An intriguing article in Slate posits that the new search technologies unleashed by Google Book Search may expose plagiarisms that occurred in the past and were never detected. It gives an example: a 1899 essay by England Howlett which copied a 1892 book by a well-known author.
Most interesting to me was this report, which indicates how unlikely accidental plagiarism is, even for a simple sentence:
But wait, you might ask, don’t people accidentally repeat each other’s sentences all the time? It seems to me that this should not be unusual. Yet try plugging that last sentence word by word into Google Book Search, and watch what happens.
It: Rejected—too many hits to count
It seems: 11,160,000 matches
It seems to: 3,050,000
It seems to me: 1,580,000
It seems to me that: 844,000
It seems to me that this: 29,700
It seems to me that this should: 237
It seems to me that this should not: 20
It seems to me that this should not be: 9
It seems to me that this should not be unusual: 0
It seems to me that this should not be unusual is itself … unusual.

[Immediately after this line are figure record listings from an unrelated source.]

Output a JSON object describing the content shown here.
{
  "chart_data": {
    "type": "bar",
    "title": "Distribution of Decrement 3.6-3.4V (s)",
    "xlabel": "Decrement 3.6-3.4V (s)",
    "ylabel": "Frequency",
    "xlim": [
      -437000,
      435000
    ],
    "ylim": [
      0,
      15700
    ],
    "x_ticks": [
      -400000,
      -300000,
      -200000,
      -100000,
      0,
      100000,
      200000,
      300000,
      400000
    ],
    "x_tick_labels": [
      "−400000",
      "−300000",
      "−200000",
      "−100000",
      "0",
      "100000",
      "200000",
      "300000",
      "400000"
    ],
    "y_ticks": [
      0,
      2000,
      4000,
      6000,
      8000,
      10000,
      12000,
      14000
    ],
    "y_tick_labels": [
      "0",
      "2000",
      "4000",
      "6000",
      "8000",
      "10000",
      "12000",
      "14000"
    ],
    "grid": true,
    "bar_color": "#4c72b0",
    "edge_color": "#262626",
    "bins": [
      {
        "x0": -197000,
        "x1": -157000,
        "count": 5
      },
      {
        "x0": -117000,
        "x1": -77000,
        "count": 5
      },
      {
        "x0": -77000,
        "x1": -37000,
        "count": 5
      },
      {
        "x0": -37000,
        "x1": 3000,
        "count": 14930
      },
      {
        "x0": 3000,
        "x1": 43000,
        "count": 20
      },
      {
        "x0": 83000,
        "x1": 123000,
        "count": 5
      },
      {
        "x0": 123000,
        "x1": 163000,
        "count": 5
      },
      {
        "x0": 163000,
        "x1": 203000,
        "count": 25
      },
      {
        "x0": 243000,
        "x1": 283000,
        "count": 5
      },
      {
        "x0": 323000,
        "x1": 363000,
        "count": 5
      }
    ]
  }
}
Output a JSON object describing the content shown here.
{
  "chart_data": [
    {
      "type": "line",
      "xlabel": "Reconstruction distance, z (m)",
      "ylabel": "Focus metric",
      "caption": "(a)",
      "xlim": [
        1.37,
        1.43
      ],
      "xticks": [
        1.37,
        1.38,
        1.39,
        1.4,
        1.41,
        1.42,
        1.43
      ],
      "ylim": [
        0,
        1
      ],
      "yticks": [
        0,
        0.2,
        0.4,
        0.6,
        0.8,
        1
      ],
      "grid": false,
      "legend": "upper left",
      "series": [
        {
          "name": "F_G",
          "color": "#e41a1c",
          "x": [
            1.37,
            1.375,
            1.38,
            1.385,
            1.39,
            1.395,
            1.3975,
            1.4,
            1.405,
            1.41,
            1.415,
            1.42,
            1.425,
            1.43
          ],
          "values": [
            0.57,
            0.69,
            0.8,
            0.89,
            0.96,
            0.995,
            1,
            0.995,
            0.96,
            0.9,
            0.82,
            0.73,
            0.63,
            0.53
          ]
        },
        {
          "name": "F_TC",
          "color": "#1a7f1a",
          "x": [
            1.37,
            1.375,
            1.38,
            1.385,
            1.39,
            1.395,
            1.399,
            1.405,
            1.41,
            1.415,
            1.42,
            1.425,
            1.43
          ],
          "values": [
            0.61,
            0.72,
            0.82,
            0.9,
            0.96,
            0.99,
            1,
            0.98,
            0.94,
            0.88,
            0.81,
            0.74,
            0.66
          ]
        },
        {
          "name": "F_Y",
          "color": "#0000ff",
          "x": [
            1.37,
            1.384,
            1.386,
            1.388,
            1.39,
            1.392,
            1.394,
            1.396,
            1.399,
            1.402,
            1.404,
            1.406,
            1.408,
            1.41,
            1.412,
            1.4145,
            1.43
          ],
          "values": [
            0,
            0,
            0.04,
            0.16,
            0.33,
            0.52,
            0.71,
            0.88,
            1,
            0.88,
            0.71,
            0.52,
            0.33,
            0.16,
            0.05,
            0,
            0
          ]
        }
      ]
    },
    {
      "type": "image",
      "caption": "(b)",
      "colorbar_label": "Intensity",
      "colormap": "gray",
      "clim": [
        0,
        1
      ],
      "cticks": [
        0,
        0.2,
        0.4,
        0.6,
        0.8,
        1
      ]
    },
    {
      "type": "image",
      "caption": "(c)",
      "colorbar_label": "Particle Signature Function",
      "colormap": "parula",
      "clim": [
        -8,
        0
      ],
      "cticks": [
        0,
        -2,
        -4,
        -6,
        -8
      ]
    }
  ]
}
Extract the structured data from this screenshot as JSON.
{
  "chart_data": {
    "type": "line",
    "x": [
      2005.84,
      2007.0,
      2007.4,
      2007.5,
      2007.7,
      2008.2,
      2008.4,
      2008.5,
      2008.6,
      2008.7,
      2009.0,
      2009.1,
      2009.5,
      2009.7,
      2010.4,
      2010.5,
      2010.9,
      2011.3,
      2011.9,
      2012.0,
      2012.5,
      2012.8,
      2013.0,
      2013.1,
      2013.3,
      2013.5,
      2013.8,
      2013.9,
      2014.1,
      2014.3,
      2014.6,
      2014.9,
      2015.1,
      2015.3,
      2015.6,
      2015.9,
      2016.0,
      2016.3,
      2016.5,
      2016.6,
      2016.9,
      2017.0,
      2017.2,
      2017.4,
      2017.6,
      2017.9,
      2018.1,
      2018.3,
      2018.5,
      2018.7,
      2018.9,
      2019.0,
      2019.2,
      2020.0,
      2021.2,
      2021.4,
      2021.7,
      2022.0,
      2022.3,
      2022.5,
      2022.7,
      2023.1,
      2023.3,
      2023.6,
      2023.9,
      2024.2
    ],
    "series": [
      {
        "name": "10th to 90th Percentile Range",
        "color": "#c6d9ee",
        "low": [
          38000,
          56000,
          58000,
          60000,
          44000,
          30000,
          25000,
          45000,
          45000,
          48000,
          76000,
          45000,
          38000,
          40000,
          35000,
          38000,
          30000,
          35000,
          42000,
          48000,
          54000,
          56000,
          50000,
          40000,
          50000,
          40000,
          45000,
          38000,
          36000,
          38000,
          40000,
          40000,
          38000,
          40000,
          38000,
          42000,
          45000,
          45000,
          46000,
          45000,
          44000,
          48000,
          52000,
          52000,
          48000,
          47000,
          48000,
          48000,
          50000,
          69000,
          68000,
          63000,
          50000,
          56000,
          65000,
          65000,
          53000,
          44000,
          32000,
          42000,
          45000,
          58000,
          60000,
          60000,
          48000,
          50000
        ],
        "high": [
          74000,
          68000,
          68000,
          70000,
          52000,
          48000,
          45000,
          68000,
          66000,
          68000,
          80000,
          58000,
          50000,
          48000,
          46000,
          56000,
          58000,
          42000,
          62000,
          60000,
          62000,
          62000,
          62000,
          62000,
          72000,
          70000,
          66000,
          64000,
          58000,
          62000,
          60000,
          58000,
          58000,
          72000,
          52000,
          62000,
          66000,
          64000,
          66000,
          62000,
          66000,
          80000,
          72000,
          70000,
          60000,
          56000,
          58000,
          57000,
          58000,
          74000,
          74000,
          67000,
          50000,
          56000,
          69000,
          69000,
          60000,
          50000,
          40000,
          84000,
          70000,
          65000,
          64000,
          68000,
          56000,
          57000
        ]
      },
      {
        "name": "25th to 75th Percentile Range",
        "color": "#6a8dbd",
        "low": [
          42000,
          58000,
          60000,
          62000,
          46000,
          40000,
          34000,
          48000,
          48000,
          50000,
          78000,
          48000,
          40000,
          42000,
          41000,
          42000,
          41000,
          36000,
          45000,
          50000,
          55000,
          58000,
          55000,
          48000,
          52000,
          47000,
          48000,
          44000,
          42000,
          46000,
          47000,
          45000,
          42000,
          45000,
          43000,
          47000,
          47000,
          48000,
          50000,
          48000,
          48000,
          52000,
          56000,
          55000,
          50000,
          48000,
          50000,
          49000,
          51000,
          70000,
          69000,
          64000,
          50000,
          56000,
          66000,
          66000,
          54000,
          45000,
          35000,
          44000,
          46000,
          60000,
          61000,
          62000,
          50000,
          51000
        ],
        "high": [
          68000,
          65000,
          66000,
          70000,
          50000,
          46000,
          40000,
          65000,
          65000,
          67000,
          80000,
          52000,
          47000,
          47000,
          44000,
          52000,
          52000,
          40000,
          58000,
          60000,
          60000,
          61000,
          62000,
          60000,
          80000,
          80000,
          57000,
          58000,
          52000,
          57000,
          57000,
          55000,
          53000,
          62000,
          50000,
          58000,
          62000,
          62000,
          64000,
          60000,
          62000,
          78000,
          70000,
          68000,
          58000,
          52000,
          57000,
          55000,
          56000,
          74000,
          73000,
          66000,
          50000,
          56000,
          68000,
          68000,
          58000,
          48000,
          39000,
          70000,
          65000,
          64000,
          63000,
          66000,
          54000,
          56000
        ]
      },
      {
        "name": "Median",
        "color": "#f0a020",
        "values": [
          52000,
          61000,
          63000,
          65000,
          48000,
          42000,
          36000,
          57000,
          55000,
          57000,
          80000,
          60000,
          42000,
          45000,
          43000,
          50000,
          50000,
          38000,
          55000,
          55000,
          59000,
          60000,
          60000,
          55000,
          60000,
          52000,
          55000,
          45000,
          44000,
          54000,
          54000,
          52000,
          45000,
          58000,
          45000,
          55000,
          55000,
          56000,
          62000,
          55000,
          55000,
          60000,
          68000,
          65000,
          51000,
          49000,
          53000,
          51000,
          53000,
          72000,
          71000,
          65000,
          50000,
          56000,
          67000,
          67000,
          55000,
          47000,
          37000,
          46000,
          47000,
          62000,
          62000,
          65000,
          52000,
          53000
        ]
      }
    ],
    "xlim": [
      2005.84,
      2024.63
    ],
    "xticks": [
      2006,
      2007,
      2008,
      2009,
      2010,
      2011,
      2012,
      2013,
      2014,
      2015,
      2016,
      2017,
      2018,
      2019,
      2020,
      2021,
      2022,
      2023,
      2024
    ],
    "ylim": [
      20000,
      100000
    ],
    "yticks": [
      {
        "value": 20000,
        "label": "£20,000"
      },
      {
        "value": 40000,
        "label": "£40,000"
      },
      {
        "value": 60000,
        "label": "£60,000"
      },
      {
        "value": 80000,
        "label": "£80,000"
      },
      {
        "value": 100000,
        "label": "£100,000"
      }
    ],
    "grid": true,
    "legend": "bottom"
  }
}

Google Book Search contains hundreds of millions of printed pages, and yet after just a few words, the likelihood of the sentence’s replication scales down dramatically. And even before our sentence implodes into utter improbability, there’s another telling phenomenon at work. The nine books that contain the penultimate It seems to me that this should not be are from a grab bag of subjects: a 2001 study of Freud, an 1874 collection of Methodist camp sermons, minutes from a 1973 hearing of the Senate subcommittee on transportation. So, if replicating the same sentence alone is suspicious behavior, then to also replicate it on the same subject warrants dialing 911.